As we head out of London bound for Basingstoke, we leave the navigable River Wey (the largest tributary of the River Thames) and enter Woodam junction, the Borough of Runnymede and the start of our journey along the full length of the Basingstoke Canal.
The canal was built in the 1790s to take agricultural produce from Hampshire to the markets and docks in London. For our journey, boats would have returned from London carrying coal and pottery.
Today the canal is a sanctuary. An escape into a world where time moves more slowly and a picture of green and calm pervades. Larger boats cruise from the Wey to Woking, though the canal equally attracts canoeists and anglers eager to sample a different pace of life.
This tranquil picture belies the challenges the Canal has and continues to face.
Twice restored from dereliction, thanks to the support of local councils, the Canal also relies on thousands of volunteer man hours.

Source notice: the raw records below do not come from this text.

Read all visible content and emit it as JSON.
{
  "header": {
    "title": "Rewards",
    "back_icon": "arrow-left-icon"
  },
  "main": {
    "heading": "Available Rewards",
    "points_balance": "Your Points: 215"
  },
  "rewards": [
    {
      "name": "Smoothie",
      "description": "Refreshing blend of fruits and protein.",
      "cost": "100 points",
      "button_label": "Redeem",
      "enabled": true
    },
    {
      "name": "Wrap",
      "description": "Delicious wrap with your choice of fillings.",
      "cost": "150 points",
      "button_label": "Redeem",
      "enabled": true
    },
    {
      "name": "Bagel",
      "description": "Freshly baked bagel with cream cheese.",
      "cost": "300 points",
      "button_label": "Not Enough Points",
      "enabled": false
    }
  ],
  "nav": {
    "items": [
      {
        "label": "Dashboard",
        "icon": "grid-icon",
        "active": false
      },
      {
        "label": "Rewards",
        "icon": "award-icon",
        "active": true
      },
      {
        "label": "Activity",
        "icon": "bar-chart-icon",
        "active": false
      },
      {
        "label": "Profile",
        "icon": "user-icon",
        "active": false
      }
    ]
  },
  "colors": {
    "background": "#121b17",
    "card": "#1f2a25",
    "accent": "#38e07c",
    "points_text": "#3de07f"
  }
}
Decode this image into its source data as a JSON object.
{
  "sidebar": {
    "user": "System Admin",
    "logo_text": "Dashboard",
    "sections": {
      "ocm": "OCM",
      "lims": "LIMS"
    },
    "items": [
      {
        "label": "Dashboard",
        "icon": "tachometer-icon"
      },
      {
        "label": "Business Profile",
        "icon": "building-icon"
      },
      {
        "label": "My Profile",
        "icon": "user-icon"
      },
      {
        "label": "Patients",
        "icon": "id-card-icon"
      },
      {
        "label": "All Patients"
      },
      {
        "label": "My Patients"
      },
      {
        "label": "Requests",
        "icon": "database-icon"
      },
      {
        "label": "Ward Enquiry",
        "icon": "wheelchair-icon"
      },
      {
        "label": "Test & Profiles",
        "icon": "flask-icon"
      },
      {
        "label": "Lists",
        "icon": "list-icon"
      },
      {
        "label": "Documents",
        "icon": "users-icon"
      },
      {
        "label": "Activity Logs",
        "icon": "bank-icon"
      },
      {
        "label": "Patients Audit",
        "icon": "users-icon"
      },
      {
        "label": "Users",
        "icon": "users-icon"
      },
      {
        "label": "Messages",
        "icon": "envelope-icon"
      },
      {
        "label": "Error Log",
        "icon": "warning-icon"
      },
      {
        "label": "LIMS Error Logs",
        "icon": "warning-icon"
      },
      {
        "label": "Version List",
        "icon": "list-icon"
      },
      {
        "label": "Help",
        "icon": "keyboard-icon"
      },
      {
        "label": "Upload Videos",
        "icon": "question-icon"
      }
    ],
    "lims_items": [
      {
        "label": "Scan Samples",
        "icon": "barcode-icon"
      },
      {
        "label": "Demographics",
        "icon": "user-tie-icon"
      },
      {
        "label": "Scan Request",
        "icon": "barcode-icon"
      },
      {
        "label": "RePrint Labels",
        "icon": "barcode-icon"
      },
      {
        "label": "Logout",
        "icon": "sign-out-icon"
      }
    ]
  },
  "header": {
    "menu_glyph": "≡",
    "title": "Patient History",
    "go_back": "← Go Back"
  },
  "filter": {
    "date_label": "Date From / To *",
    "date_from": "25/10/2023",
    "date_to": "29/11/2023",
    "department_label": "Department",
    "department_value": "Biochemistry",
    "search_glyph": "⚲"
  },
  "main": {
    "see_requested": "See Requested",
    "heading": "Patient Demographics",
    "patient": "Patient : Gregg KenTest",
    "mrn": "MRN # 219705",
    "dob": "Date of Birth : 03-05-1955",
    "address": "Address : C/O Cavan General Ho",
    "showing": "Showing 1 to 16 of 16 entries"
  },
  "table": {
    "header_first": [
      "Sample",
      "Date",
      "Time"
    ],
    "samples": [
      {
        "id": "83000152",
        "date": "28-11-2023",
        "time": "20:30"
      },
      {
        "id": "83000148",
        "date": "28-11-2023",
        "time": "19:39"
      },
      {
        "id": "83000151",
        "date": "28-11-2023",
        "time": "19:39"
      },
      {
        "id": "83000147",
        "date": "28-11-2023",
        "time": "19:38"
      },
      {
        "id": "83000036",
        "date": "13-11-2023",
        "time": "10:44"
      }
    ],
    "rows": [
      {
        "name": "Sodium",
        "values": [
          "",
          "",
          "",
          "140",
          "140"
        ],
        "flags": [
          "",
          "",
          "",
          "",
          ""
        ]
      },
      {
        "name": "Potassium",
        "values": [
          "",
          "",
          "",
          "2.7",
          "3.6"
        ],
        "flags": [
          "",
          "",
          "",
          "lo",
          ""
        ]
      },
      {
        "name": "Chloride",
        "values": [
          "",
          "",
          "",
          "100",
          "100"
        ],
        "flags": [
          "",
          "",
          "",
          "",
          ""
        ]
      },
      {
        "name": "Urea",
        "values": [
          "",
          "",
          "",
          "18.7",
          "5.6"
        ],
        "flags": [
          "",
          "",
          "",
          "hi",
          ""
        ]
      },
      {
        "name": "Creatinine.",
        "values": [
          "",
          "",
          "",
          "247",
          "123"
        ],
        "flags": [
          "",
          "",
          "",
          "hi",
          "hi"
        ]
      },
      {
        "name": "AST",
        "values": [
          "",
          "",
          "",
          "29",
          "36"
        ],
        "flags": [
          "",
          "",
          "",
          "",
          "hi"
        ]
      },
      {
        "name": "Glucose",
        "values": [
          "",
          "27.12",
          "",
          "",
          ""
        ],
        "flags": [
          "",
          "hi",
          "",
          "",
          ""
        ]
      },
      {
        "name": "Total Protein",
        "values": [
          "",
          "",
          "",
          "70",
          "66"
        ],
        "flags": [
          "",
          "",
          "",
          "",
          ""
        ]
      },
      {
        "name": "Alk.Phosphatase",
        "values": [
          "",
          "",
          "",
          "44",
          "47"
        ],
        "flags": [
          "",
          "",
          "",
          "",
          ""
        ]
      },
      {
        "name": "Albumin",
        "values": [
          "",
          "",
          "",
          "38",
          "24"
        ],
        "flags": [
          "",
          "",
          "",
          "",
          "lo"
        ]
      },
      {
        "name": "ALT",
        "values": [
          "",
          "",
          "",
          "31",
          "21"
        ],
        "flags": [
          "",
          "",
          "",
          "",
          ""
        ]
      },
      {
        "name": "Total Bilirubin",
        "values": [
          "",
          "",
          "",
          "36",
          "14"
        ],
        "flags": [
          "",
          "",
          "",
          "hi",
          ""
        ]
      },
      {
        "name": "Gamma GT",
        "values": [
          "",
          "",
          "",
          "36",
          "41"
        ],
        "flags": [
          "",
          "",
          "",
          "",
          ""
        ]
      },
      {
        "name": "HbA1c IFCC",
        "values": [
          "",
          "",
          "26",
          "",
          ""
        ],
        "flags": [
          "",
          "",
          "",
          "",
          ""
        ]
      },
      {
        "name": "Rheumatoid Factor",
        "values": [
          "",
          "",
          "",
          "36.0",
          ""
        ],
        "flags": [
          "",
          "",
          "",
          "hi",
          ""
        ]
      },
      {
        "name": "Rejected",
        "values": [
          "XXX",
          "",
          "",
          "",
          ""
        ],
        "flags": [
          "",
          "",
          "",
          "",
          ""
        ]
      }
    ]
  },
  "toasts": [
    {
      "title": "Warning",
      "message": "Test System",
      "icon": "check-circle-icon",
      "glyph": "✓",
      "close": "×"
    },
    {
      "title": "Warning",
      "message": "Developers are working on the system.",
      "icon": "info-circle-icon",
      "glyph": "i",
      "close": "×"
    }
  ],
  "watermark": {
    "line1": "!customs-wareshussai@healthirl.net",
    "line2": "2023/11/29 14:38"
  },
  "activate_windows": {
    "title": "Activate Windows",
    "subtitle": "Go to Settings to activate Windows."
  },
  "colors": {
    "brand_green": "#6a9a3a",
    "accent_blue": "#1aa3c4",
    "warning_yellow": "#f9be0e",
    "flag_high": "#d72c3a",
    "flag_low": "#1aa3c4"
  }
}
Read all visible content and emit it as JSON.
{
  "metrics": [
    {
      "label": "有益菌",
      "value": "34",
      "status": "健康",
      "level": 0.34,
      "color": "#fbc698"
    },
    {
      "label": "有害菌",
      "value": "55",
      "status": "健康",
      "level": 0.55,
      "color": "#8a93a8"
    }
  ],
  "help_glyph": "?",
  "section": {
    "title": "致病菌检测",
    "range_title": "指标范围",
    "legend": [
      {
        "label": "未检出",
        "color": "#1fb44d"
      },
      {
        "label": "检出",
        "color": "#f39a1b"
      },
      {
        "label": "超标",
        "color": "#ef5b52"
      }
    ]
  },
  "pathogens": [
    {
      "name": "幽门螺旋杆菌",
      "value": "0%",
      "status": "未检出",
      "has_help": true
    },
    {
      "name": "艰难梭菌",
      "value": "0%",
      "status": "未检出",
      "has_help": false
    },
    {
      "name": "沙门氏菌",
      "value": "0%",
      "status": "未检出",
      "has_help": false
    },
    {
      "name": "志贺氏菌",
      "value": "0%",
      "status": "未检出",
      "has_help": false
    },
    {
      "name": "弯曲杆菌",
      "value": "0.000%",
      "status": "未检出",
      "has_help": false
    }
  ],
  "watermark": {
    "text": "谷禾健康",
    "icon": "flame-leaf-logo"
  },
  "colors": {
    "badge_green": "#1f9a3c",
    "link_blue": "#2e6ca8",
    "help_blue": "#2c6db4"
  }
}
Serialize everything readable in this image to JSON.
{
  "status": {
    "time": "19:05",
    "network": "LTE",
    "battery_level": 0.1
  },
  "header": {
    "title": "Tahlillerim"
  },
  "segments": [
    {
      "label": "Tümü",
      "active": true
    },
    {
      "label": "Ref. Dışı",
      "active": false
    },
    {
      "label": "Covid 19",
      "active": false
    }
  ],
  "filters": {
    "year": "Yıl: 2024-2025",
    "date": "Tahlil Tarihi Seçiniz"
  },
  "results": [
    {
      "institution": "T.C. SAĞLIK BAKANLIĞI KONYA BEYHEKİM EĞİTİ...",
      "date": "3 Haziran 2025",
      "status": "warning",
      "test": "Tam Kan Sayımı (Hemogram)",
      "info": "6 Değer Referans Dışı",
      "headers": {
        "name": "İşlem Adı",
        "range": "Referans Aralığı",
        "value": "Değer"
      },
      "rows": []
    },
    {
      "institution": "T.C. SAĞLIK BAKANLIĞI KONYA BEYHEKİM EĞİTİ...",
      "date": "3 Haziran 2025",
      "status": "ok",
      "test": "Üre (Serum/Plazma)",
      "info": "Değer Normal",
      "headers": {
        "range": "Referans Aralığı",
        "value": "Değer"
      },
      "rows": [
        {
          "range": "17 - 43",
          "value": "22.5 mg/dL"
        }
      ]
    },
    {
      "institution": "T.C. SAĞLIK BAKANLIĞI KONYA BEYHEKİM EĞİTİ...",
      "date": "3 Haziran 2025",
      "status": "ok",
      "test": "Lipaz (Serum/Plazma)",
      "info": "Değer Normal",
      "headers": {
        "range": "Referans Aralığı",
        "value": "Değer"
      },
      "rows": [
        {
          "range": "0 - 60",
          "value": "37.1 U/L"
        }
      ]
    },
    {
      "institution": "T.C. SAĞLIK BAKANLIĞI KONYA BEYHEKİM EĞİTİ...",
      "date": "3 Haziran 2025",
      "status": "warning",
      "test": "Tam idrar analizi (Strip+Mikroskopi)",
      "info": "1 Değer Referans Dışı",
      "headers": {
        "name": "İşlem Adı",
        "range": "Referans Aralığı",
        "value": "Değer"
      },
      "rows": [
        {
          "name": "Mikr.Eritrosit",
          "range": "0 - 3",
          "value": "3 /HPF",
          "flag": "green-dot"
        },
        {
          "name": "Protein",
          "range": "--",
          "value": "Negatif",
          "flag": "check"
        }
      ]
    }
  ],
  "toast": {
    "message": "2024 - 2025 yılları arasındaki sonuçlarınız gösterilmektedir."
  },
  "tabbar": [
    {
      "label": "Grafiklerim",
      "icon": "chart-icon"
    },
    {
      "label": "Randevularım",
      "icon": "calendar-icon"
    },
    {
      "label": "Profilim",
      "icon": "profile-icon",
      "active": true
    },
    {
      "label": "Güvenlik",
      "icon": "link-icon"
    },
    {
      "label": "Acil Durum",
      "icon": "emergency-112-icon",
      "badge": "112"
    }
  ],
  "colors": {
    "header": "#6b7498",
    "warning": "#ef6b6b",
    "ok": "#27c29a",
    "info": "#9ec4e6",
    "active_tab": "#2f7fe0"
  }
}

Effort that needs to be maintained for local communities to enjoy the Canal.
In Runnymede alone, volunteers provide over 1800 hours of service each year to maintain the locks and the towpath. This ranges from the regular local lengthsmen ‘walking’ their section of canal and reporting any problems, through teams of volunteers repainting the locks gates.
A huge amount of work also goes into removing non-native invasive species like Floating Pennywort (Hydrocotyle ranunculoides).
Flora native to North America, Floating Pennywort was first discovered naturalised in Essex in 1990; having been introduced to the UK as an ornamental plant for ponds. It is a particular problem for navigable waterways and canals are particularly susceptible, as the plant grows quickly in the slow moving, nutrient rich, warm water. The weed can grow up to 20cm a day forming dense mats of vegetation that can affect navigation (stopping canoes and paddleboards as well as hindering powered vessels), angling and water flow, and can increase flood risk.
It also dominates the environment and ecology, blocking out sunlight and oxygen so that little else survives This has the potential to degrade the many important Sites of Special Scientific Interest (SSSI) that have formed around the Canal.
Once the plant takes hold it takes an almost Herculean effort for our volunteers to remove and dispose of.
Our team is aided by a BCA weedcutter. Crewed by BCS volunteers
this machine can take out large mats of Pennywort in one go (up to 250 kg). Though most of the time teams are using canoes to place grappling hooks on the mats and pulling them into the bank for removal.
Bear in mind that the weeds are laden with water, so kilograms quickly become tonnes of weight for volunteers to pull out of the Canal. Who needs a gym?!